Some 150 government decision-makers, security experts and technology specialists gathered at the Deutsche Telekom Representative Office in Berlin to discuss current challenges of relevance to cybersecurity as it applies to foreign and security policy. Thomas Kremer, Board Member for Data Privacy, Legal Affairs and Compliance at Deutsche Telekom and host of CSS, said: "To better protect our common democratic and social values from the risks of cyberspace, we need a strong European Union that is evolving towards a Digital Security Union."
Most of all, we need to deter and prevent election interference through cyber mechanisms, in addition to fighting disinformation and extremism in the Internet. Furthermore, we must ensure freedom of access to the internet and its usage, while also recognizing the growing geopolitical importance of technology enterprises, especially when it comes to the proliferation of 5G.
Peter Altmaier, Federal Minister for Economic Affairs and Energy in Germany, emphasizes in Berlin: "The Internet does not belong to any particular person, it does not belong to any country, it belongs to all of us together, it belongs to humanity. That's why we have to see that we've already achieved a lot, but that there are still big risks and threats. By developing governance, we must ensure that development benefits everyone."

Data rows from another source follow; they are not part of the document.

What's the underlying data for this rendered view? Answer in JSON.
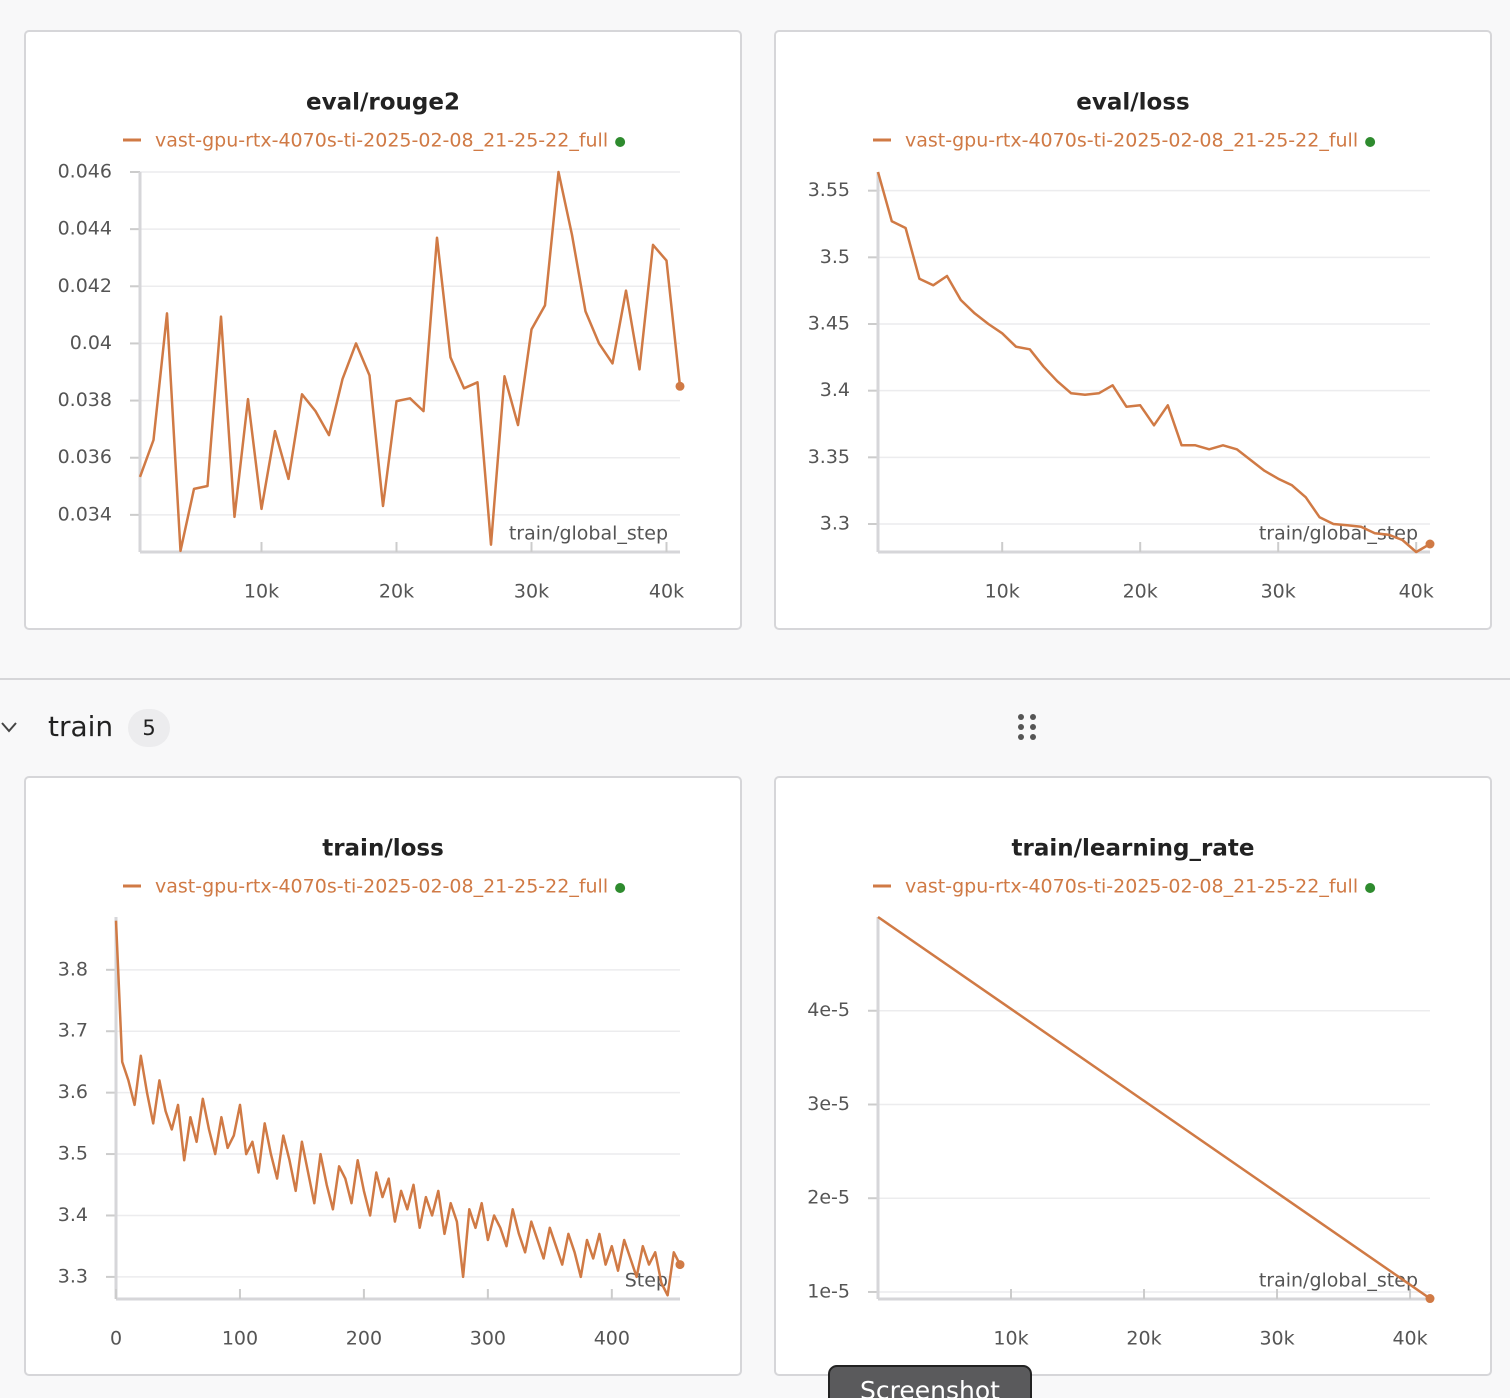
{
  "chart_data": [
    {
      "type": "line",
      "title": "eval/rouge2",
      "x_label": "train/global_step",
      "x": [
        1000,
        2000,
        3000,
        4000,
        5000,
        6000,
        7000,
        8000,
        9000,
        10000,
        11000,
        12000,
        13000,
        14000,
        15000,
        16000,
        17000,
        18000,
        19000,
        20000,
        21000,
        22000,
        23000,
        24000,
        25000,
        26000,
        27000,
        28000,
        29000,
        30000,
        31000,
        32000,
        33000,
        34000,
        35000,
        36000,
        37000,
        38000,
        39000,
        40000,
        41000
      ],
      "series": [
        {
          "name": "vast-gpu-rtx-4070s-ti-2025-02-08_21-25-22_full",
          "color": "#d07a45",
          "values": [
            0.03533,
            0.03662,
            0.04105,
            0.03274,
            0.03491,
            0.03501,
            0.04094,
            0.03393,
            0.03805,
            0.03421,
            0.03693,
            0.03526,
            0.03822,
            0.03763,
            0.03679,
            0.03875,
            0.04,
            0.03888,
            0.03431,
            0.03798,
            0.03808,
            0.03763,
            0.0437,
            0.03951,
            0.03843,
            0.03864,
            0.03296,
            0.03885,
            0.03714,
            0.04049,
            0.04133,
            0.046,
            0.0438,
            0.04112,
            0.04,
            0.0393,
            0.04185,
            0.03909,
            0.04345,
            0.0429,
            0.0385
          ]
        }
      ],
      "xlim": [
        1000,
        41000
      ],
      "ylim": [
        0.0327,
        0.046
      ],
      "xticks": [
        {
          "value": 10000,
          "label": "10k"
        },
        {
          "value": 20000,
          "label": "20k"
        },
        {
          "value": 30000,
          "label": "30k"
        },
        {
          "value": 40000,
          "label": "40k"
        }
      ],
      "yticks": [
        0.034,
        0.036,
        0.038,
        0.04,
        0.042,
        0.044,
        0.046
      ],
      "grid": true
    },
    {
      "type": "line",
      "title": "eval/loss",
      "x_label": "train/global_step",
      "x": [
        1000,
        2000,
        3000,
        4000,
        5000,
        6000,
        7000,
        8000,
        9000,
        10000,
        11000,
        12000,
        13000,
        14000,
        15000,
        16000,
        17000,
        18000,
        19000,
        20000,
        21000,
        22000,
        23000,
        24000,
        25000,
        26000,
        27000,
        28000,
        29000,
        30000,
        31000,
        32000,
        33000,
        34000,
        35000,
        36000,
        37000,
        38000,
        39000,
        40000,
        41000
      ],
      "series": [
        {
          "name": "vast-gpu-rtx-4070s-ti-2025-02-08_21-25-22_full",
          "color": "#d07a45",
          "values": [
            3.564,
            3.527,
            3.522,
            3.484,
            3.479,
            3.486,
            3.468,
            3.458,
            3.45,
            3.443,
            3.433,
            3.431,
            3.418,
            3.407,
            3.398,
            3.397,
            3.398,
            3.404,
            3.388,
            3.389,
            3.374,
            3.389,
            3.359,
            3.359,
            3.356,
            3.359,
            3.356,
            3.348,
            3.34,
            3.334,
            3.329,
            3.32,
            3.305,
            3.3,
            3.299,
            3.298,
            3.293,
            3.292,
            3.288,
            3.279,
            3.285
          ]
        }
      ],
      "xlim": [
        1000,
        41000
      ],
      "ylim": [
        3.279,
        3.564
      ],
      "xticks": [
        {
          "value": 10000,
          "label": "10k"
        },
        {
          "value": 20000,
          "label": "20k"
        },
        {
          "value": 30000,
          "label": "30k"
        },
        {
          "value": 40000,
          "label": "40k"
        }
      ],
      "yticks": [
        3.3,
        3.35,
        3.4,
        3.45,
        3.5,
        3.55
      ],
      "grid": true
    },
    {
      "type": "line",
      "title": "train/loss",
      "x_label": "Step",
      "x": [
        0,
        5,
        10,
        15,
        20,
        25,
        30,
        35,
        40,
        45,
        50,
        55,
        60,
        65,
        70,
        75,
        80,
        85,
        90,
        95,
        100,
        105,
        110,
        115,
        120,
        125,
        130,
        135,
        140,
        145,
        150,
        155,
        160,
        165,
        170,
        175,
        180,
        185,
        190,
        195,
        200,
        205,
        210,
        215,
        220,
        225,
        230,
        235,
        240,
        245,
        250,
        255,
        260,
        265,
        270,
        275,
        280,
        285,
        290,
        295,
        300,
        305,
        310,
        315,
        320,
        325,
        330,
        335,
        340,
        345,
        350,
        355,
        360,
        365,
        370,
        375,
        380,
        385,
        390,
        395,
        400,
        405,
        410,
        415,
        420,
        425,
        430,
        435,
        440,
        445,
        450,
        455
      ],
      "series": [
        {
          "name": "vast-gpu-rtx-4070s-ti-2025-02-08_21-25-22_full",
          "color": "#d07a45",
          "values": [
            3.88,
            3.65,
            3.62,
            3.58,
            3.66,
            3.6,
            3.55,
            3.62,
            3.57,
            3.54,
            3.58,
            3.49,
            3.56,
            3.52,
            3.59,
            3.54,
            3.5,
            3.56,
            3.51,
            3.53,
            3.58,
            3.5,
            3.52,
            3.47,
            3.55,
            3.5,
            3.46,
            3.53,
            3.49,
            3.44,
            3.52,
            3.47,
            3.42,
            3.5,
            3.45,
            3.41,
            3.48,
            3.46,
            3.42,
            3.49,
            3.44,
            3.4,
            3.47,
            3.43,
            3.46,
            3.39,
            3.44,
            3.41,
            3.45,
            3.38,
            3.43,
            3.4,
            3.44,
            3.37,
            3.42,
            3.39,
            3.3,
            3.41,
            3.38,
            3.42,
            3.36,
            3.4,
            3.38,
            3.35,
            3.41,
            3.37,
            3.34,
            3.39,
            3.36,
            3.33,
            3.38,
            3.35,
            3.32,
            3.37,
            3.34,
            3.3,
            3.36,
            3.33,
            3.37,
            3.32,
            3.35,
            3.31,
            3.36,
            3.33,
            3.3,
            3.35,
            3.32,
            3.34,
            3.29,
            3.27,
            3.34,
            3.32
          ]
        }
      ],
      "xlim": [
        0,
        455
      ],
      "ylim": [
        3.264,
        3.886
      ],
      "xticks": [
        0,
        100,
        200,
        300,
        400
      ],
      "yticks": [
        3.3,
        3.4,
        3.5,
        3.6,
        3.7,
        3.8
      ],
      "grid": true
    },
    {
      "type": "line",
      "title": "train/learning_rate",
      "x_label": "train/global_step",
      "x": [
        0,
        41500
      ],
      "series": [
        {
          "name": "vast-gpu-rtx-4070s-ti-2025-02-08_21-25-22_full",
          "color": "#d07a45",
          "values": [
            5e-05,
            9.3e-06
          ]
        }
      ],
      "xlim": [
        0,
        41500
      ],
      "ylim": [
        9.25e-06,
        5e-05
      ],
      "xticks": [
        {
          "value": 10000,
          "label": "10k"
        },
        {
          "value": 20000,
          "label": "20k"
        },
        {
          "value": 30000,
          "label": "30k"
        },
        {
          "value": 40000,
          "label": "40k"
        }
      ],
      "yticks": [
        {
          "value": 1e-05,
          "label": "1e-5"
        },
        {
          "value": 2e-05,
          "label": "2e-5"
        },
        {
          "value": 3e-05,
          "label": "3e-5"
        },
        {
          "value": 4e-05,
          "label": "4e-5"
        }
      ],
      "grid": true
    }
  ],
  "section": {
    "title": "train",
    "count": 5
  },
  "button": "Screenshot"
}
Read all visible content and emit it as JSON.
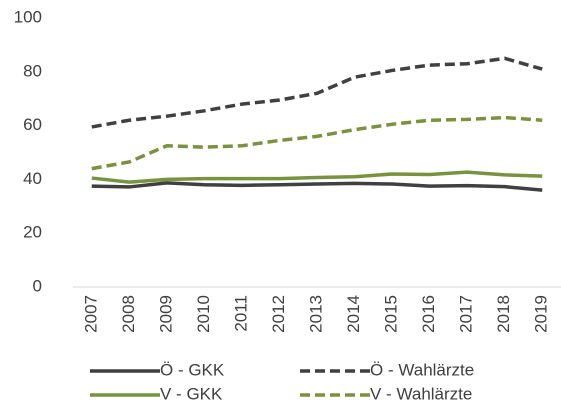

According to Wolfgang Ischinger, Chairman of the Munich Security Conference, trust is the currency of diplomacy. “And trust is therefore the currency in cyberspace as well.”
Without mutual trust among governments, business enterprises and citizens, our shared technological progress is in danger.
The Internet Governance Forum, established by the United Nations in 2006, convened this year at the Estrel Congress Center Hotel in Berlin. This conference is seen as one of the most important discussion platforms when it comes to the future of the internet. The motto for the current year is “One World. One Net. One Vision.” Leading figures from government, civil society and business discuss global trends in internet policy, legislative initiatives and proven real-world practices. This year special attention is being focused on all aspects of security and safety pertaining to data privacy, data security and safeguarding people, resources and infrastructures in the digital age - and the role of artificial intelligence (AI) in the entire security architecture.
For many years now Deutsche Telekom has been THE security services provider in the internet age, already applying AI not only to protect its own infrastructures, but also those of its customers. One example of Deutsche Telekom’s expertise is the integration of sensors in its network so that cyberattacks can be analyzed. These sensors alone detect up to 50 million attacks every day. The cyber defense system at Deutsche Telekom analyzes about one billion items of data daily in search of information that will provide evidence of hacking. This is done with fully automated AI support. Computers are very good at recognizing patterns and quickly identifying any deviations that would indicate the occurrence of security breaches. This kind of cyber defense is thus a valuable tool for analysts.
“Global security and stability are becoming increasingly more dependent on digital security and stability. Threats to our economies and societies are on the rise. At Deutsche Telekom we are confronting these challenges and taking appropriate action,” said Wolfgang Kopf, Senior Vice President for Public and Regulatory Affairs at Deutsche Telekom. Maintaining cyber security and fighting cybercrime is a shared responsibility for us all.